Tutti noi abbiamo chiaro, come è stato ribadito più volte durante questo incontro, che davanti a noi si aprono due strade: la pace crescente o la distruzione crescente.

Sono convinta che un’Europa di pace sia possibile. E, spingendomi ancora oltre, che sia possibile costruire una Nazione Umana Universale, fondata sulla pace, la pace positiva di cui parla Galtung. La ricetta che vi propongo si può riassumere in una sola parola:

CONVERGENZA.

Convergenza di chi? Di tutte le forze pacifiste. Svariati sondaggi dimostrano che la stragrande maggioranza delle persone, in Italia e in Europa, rifiuta la guerra e si oppone un riarmo dell’Europa a scapito di sanità, istruzione e diritti sociali. Una maggioranza ampia. Silenziosa? Che tentano in tutti i modi di far tacere, ma che si sta cercando di ribellare a questo.

Di che tipo di convergenza sto parlando? Non è una convergenza per convenienza o per mero calcolo guidato da un individualismo schizofrenico. È una convergenza spinta da un cambiamento profondo dell’essere umano. Perché se esiste qualcosa di “naturale” nell’essere umano, non è certamente la guerra ma il cambiamento di se stesso e del mondo, come ci ricorda più volte Silo nelle sue opere.

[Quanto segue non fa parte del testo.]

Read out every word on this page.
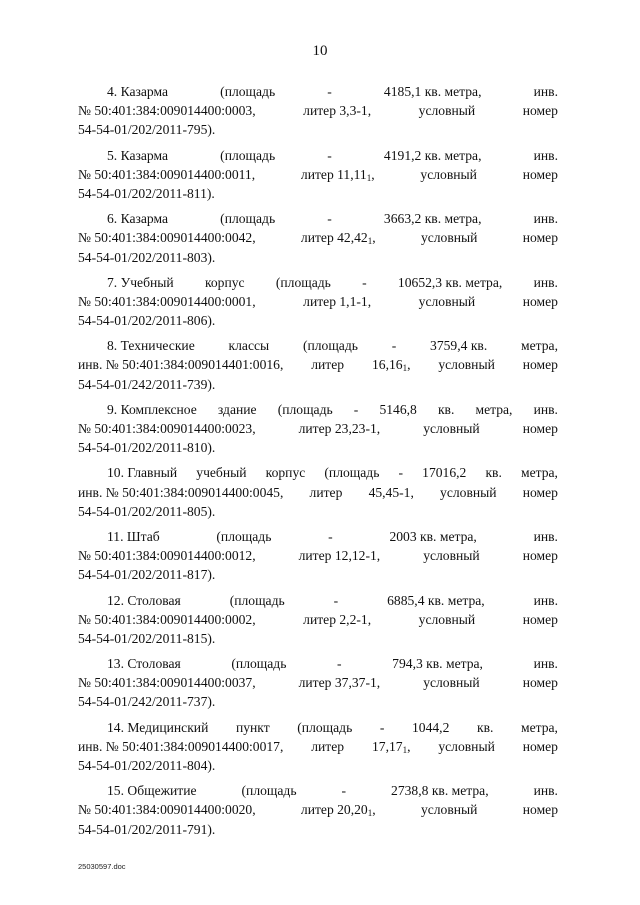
10
4. Казарма	(площадь	-	4185,1 кв. метра,	инв.
№ 50:401:384:009014400:0003,	литер 3,3-1,	условный	номер
54-54-01/202/2011-795).
5. Казарма	(площадь	-	4191,2 кв. метра,	инв.
№ 50:401:384:009014400:0011,	литер $11,11_1$,	условный	номер
54-54-01/202/2011-811).
6. Казарма	(площадь	-	3663,2 кв. метра,	инв.
№ 50:401:384:009014400:0042,	литер $42,42_1$,	условный	номер
54-54-01/202/2011-803).
7. Учебный корпус (площадь - 10652,3 кв. метра, инв.
№ 50:401:384:009014400:0001,	литер 1,1-1,	условный	номер
54-54-01/202/2011-806).
8. Технические классы (площадь - 3759,4 кв. метра,
инв. № 50:401:384:009014401:0016, литер $16,16_1$, условный номер
54-54-01/242/2011-739).
9. Комплексное здание (площадь - 5146,8 кв. метра, инв.
№ 50:401:384:009014400:0023,	литер 23,23-1,	условный	номер
54-54-01/202/2011-810).
10. Главный учебный корпус (площадь - 17016,2 кв. метра,
инв. № 50:401:384:009014400:0045, литер 45,45-1, условный номер
54-54-01/202/2011-805).
11. Штаб	(площадь	-	2003 кв. метра,	инв.
№ 50:401:384:009014400:0012,	литер 12,12-1,	условный	номер
54-54-01/202/2011-817).
12. Столовая	(площадь	-	6885,4 кв. метра,	инв.
№ 50:401:384:009014400:0002,	литер 2,2-1,	условный	номер
54-54-01/202/2011-815).
13. Столовая	(площадь	-	794,3 кв. метра,	инв.
№ 50:401:384:009014400:0037,	литер 37,37-1,	условный	номер
54-54-01/242/2011-737).
14. Медицинский пункт (площадь - 1044,2 кв. метра,
инв. № 50:401:384:009014400:0017, литер $17,17_1$, условный номер
54-54-01/202/2011-804).
15. Общежитие	(площадь	-	2738,8 кв. метра,	инв.
№ 50:401:384:009014400:0020,	литер $20,20_1$,	условный	номер
54-54-01/202/2011-791).
25030597.doc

Una convergenza di persone in un movimento di massa orizzontale che eserciterà pressione dal basso su istituzioni e politici per interrompere l’insensata corsa agli armamenti e promuovere un modello di gestione dei conflitti basato sulla diplomazia e sulla cooperazione internazionale, in definitiva basato sulla nonviolenza.

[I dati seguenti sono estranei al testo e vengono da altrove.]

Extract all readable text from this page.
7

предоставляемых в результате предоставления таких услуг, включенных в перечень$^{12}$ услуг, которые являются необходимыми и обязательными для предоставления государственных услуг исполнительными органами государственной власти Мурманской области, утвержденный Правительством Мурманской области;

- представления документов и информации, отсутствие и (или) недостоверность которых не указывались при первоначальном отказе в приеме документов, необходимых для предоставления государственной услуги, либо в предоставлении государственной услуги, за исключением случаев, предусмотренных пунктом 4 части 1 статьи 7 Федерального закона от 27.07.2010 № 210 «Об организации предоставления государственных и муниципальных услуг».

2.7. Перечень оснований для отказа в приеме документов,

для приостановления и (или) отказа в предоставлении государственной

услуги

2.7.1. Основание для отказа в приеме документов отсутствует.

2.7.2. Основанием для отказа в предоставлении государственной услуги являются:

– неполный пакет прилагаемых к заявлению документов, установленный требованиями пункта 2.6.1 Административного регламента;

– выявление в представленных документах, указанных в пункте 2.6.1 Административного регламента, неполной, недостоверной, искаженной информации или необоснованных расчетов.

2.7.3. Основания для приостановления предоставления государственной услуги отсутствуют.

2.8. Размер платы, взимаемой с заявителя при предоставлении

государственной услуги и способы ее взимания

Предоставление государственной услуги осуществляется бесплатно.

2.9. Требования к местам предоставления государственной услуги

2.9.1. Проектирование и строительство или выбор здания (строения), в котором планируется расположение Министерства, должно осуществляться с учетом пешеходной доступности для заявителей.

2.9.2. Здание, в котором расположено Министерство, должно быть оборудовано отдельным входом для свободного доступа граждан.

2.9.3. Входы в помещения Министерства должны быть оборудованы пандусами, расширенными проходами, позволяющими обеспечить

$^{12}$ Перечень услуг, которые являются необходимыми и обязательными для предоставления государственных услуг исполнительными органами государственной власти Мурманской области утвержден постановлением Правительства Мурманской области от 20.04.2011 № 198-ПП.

Come si fa a convergere? Ognuno comincia da sé. “Sii il cambiamento che vuoi vedere nel mondo” ci dice Gandhi. Ognuno di noi può cominciare dal disarmare le relazioni con le persone nel proprio ambito medio immediato. Può cambiare il linguaggio, può costruire ponti al posto di muri, può abitare i confini, anche mentali, come luoghi di incontro da creolizzare. Ognuno di noi può iniziare a convergere.

Convergere significa riuscire a superare l’homo homini lupus di Hobbes, che agisce da sottofondo della Civiltà Occidentale insieme all’”Occhio per occhio, dente per dente”, per passare dall’Io al Noi, abbracciando la filosofia dell’Ubuntu, in cui ciascuna e ciascuno di noi esiste in relazione alle altre persone.

Convergere vuol dire mettere da parte le questioni secondarie, focalizzandosi su ciò che è veramente necessario. In un edificio che sta crollando, non discutiamo sull’arredamento: uniamo le nostre energie, nella nostra diversità, per salvarci tutte e tutti insieme, cooperando. In questa precarietà possiamo riscoprire e vivere il senso più autentico di comunità. Solidarietà, interdipendenza e cura reciproca.

Convergere significa fare rete, riparare la rete dell’Ubuntu, contrastare la disumanizzazione dell’essere umano a cui viene esposto. È questo l’atto più concreto e coerente che ogni persona può compiere in questo momento storico, indipendentemente dal ruolo e dal lavoro che svolge nella società. “Siamo sazi di armi e proiettili. La fame che abbiamo è di cibo, di medicine, di educazione; di sviluppo equo-sostenibile, di giustizia, democrazia reale” (liberamente tratto dalla manifestazione del 5 aprile 2025). Convergiamo.